Sorry if anyone's already said that:
Leave the classical seating arrangement and place the second violins opposite the first violins - on the right. https://youtu.be/uMAkPT9ggtg?t=145 (This gives you a beautiful wide stereo image).
In this example I even produced two first violin ensembles. I placed one on the left, the other on the right. But if you do that you need two different libraries, otherwise you won't get the effect.
Beat


----------



## MarcHedenberg (May 27, 2020)

Joël Dollié said:


> This :
> 
> 
> 
> It doesn't really cause any phase problems unless you overdo it but at this point it would sound bad anyway.





*Joël, I just want to tell you how much I appreciate your videos. I recently completed an 'advanced music production' module at my college and in my essay, I quite literally cited a couple of your videos on multipressing low-end and low-pass filtering in my Harvard referencing. Great stuff! *


----------



## Joël Dollié (May 27, 2020)

MarcHedenberg said:


> *Joël, I just want to tell you how much I appreciate your videos. I recently completed an 'advanced music production' module at my college and in my essay, I quite literally cited a couple of your videos on multipressing low-end and low-pass filtering in my Harvard referencing. Great stuff! *



Seriously! That's so cool to hear  Hopefully the teachers like my videos too haha. Cheers!


----------



## hdsmile (May 27, 2020)

*@Joël Dollié*
interesting trick to widen the strings using Patcher in FL Studio, but I'm wondering how can be done this in Logic Pro X?


----------



## John Longley (May 27, 2020)

Try any Mid/Side eq. You can experiment with some extra mid or presence push in the sides, or cutting from the mid channel. You can go very wide by changing the level of M to S, but you can go too far quickly.


----------



## Manaberry (May 28, 2020)

Something I use to change a bit the perception is an unlinked EQ (PSP e27 in my case.) I add or remove some mid freq from the roomy channel of my track, just a .5 or 1db. It forces a little bit the panning. It doesn't affect the overall level, and you are able to change the perception of the sound.


----------



## musicisum (May 28, 2020)

Haven't seen it mentioned yet, but this one is easy to use doesn't mess up your phase like the haas effect

Probably worth a try.









Wider


Wider is a unique stereo “mono-compatible” plugin. Any signal that has been extended will always remain in phase, even if summed to mono.




polyversemusic.com


----------



## Joël Dollié (May 28, 2020)

hdsmile said:


> *@Joël Dollié*
> interesting trick to widen the strings using Patcher in FL Studio, but I'm wondering how can be done this in Logic Pro X?

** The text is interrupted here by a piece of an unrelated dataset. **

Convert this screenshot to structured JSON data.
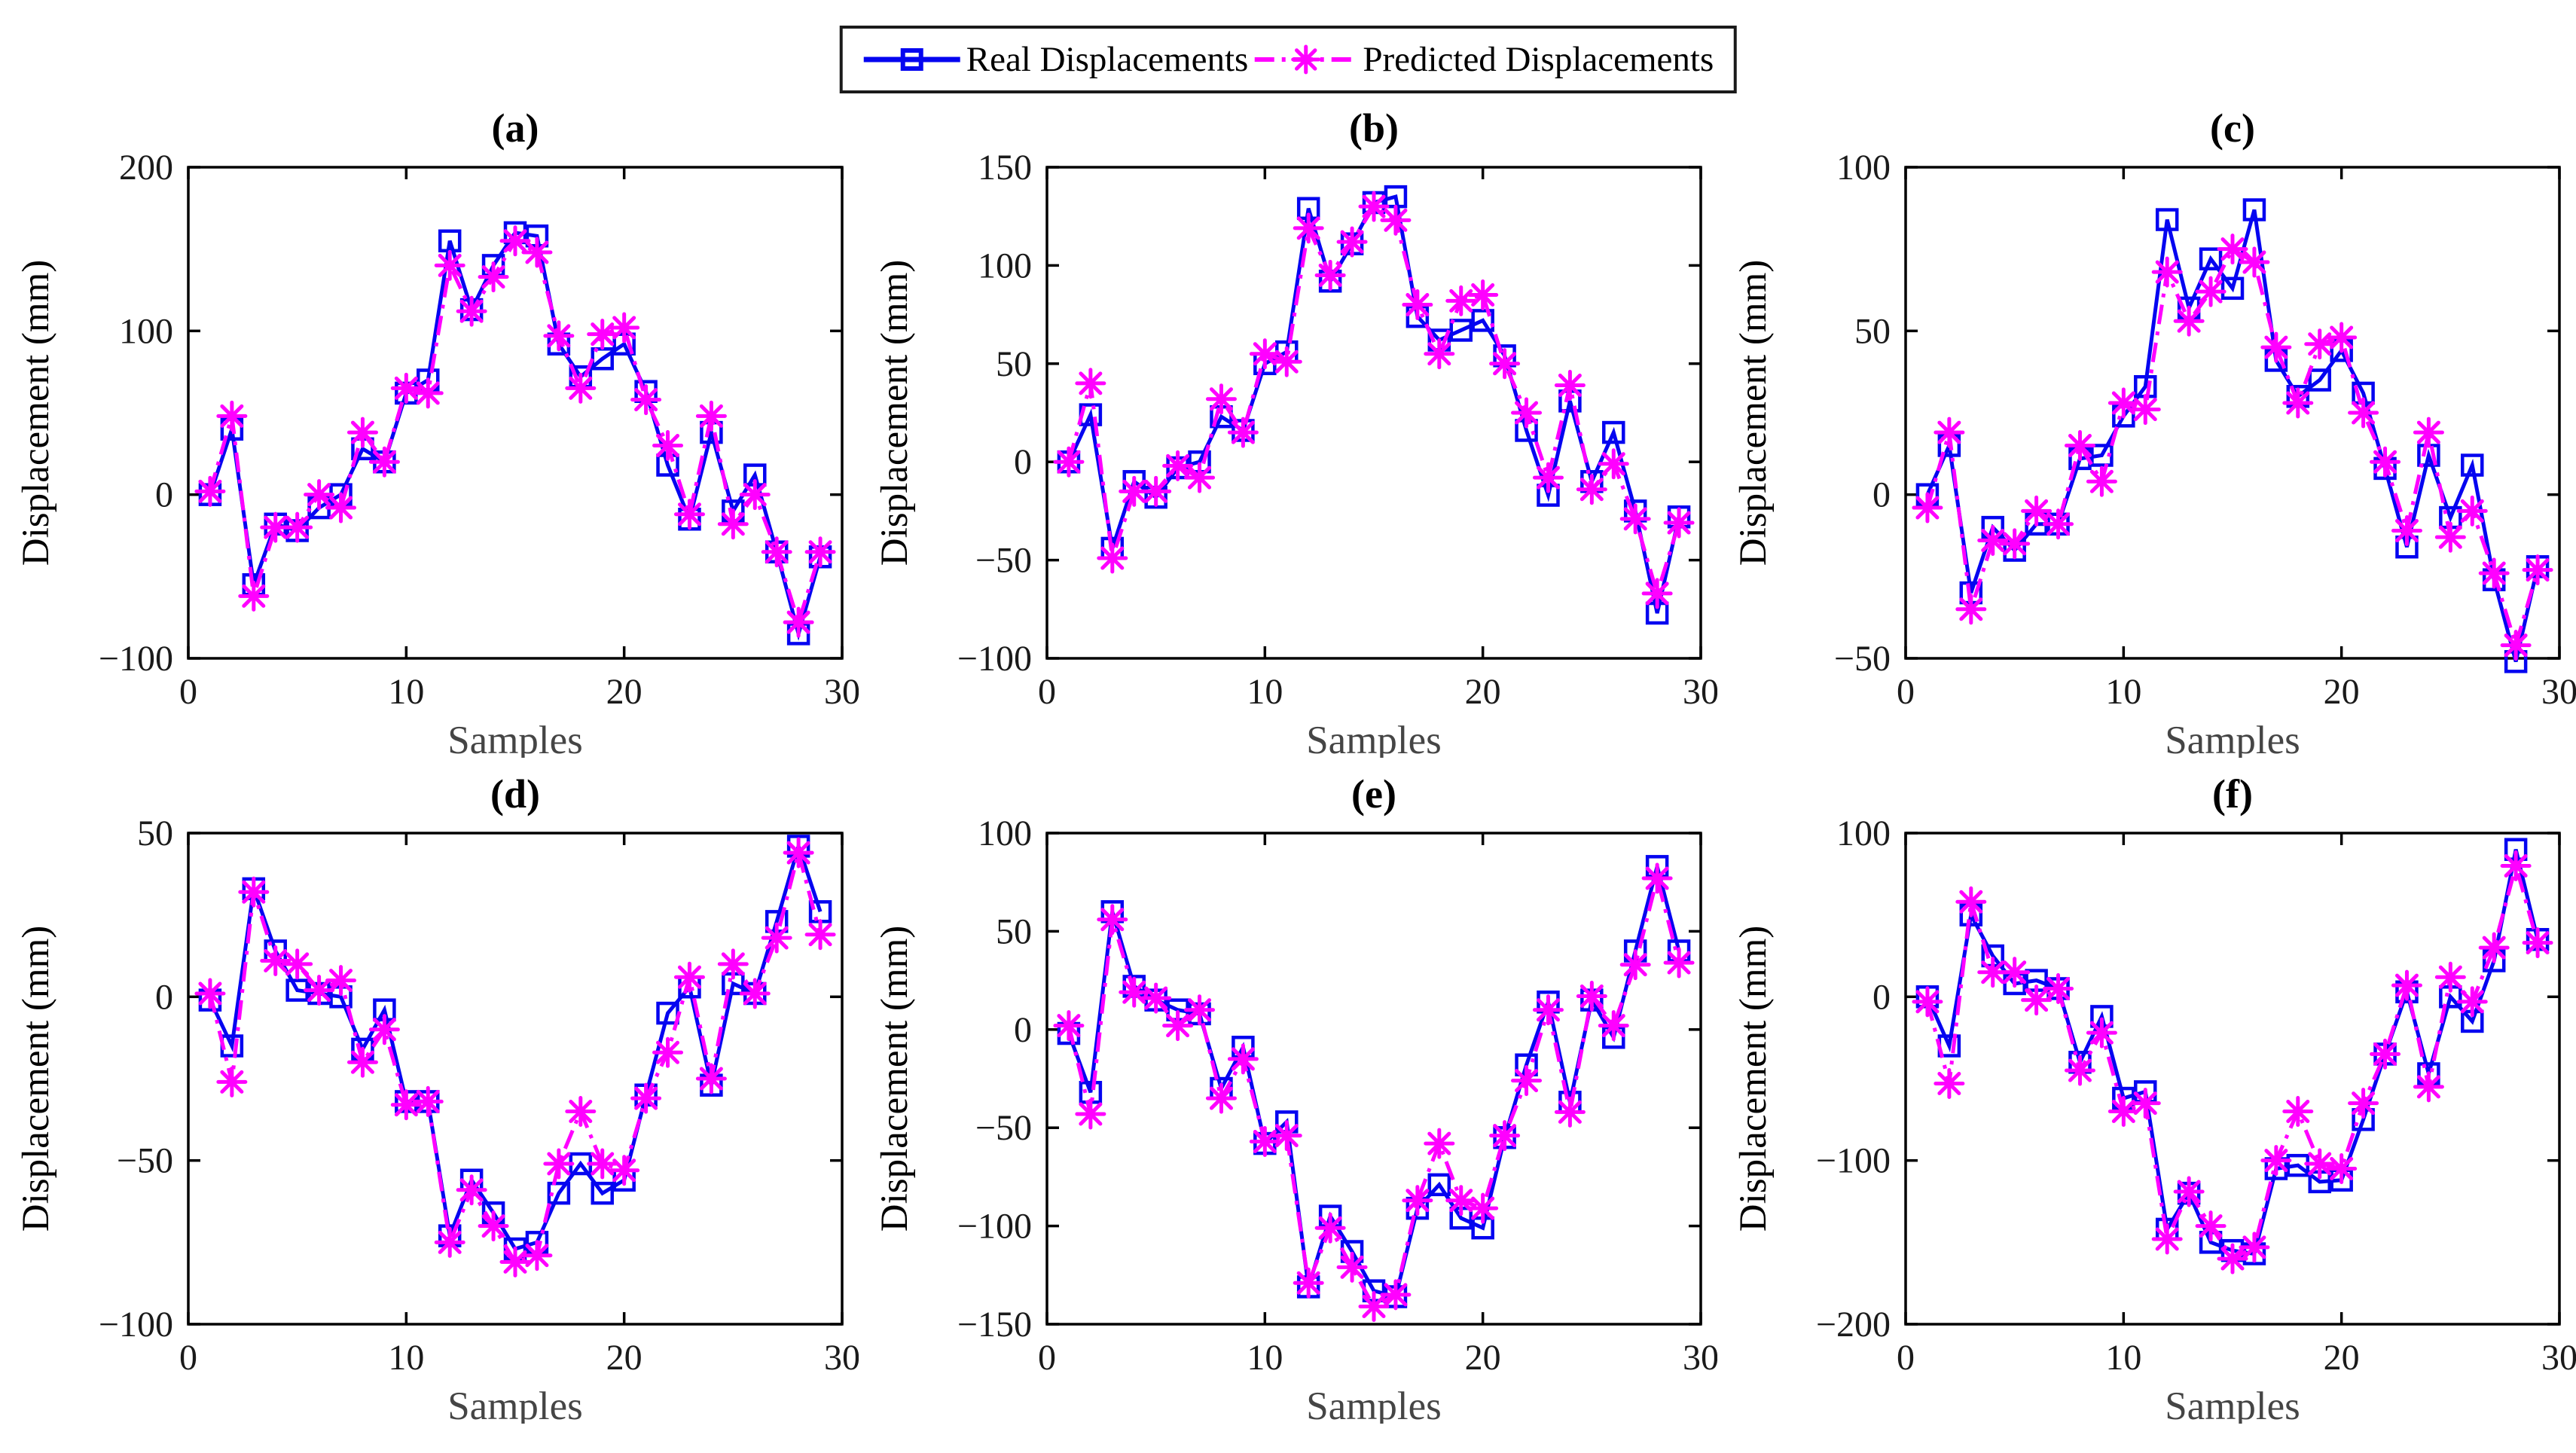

Yeah you only need the waves doubler plugin  The only reason I use patcher is that it's easier to control the dry/wet with that one knob. Basically in the doubler, controlling the level of the Left/right voices will control how dry or wet the effect is.


----------



## vitocorleone123 (May 28, 2020)

Panning
Delay
Mid/side processing (e.g., EQ, saturation, etc.)
Unlinked (usually mid/side) gentle compression
Extremely gentle use of something like Ozone Imager at the very end


----------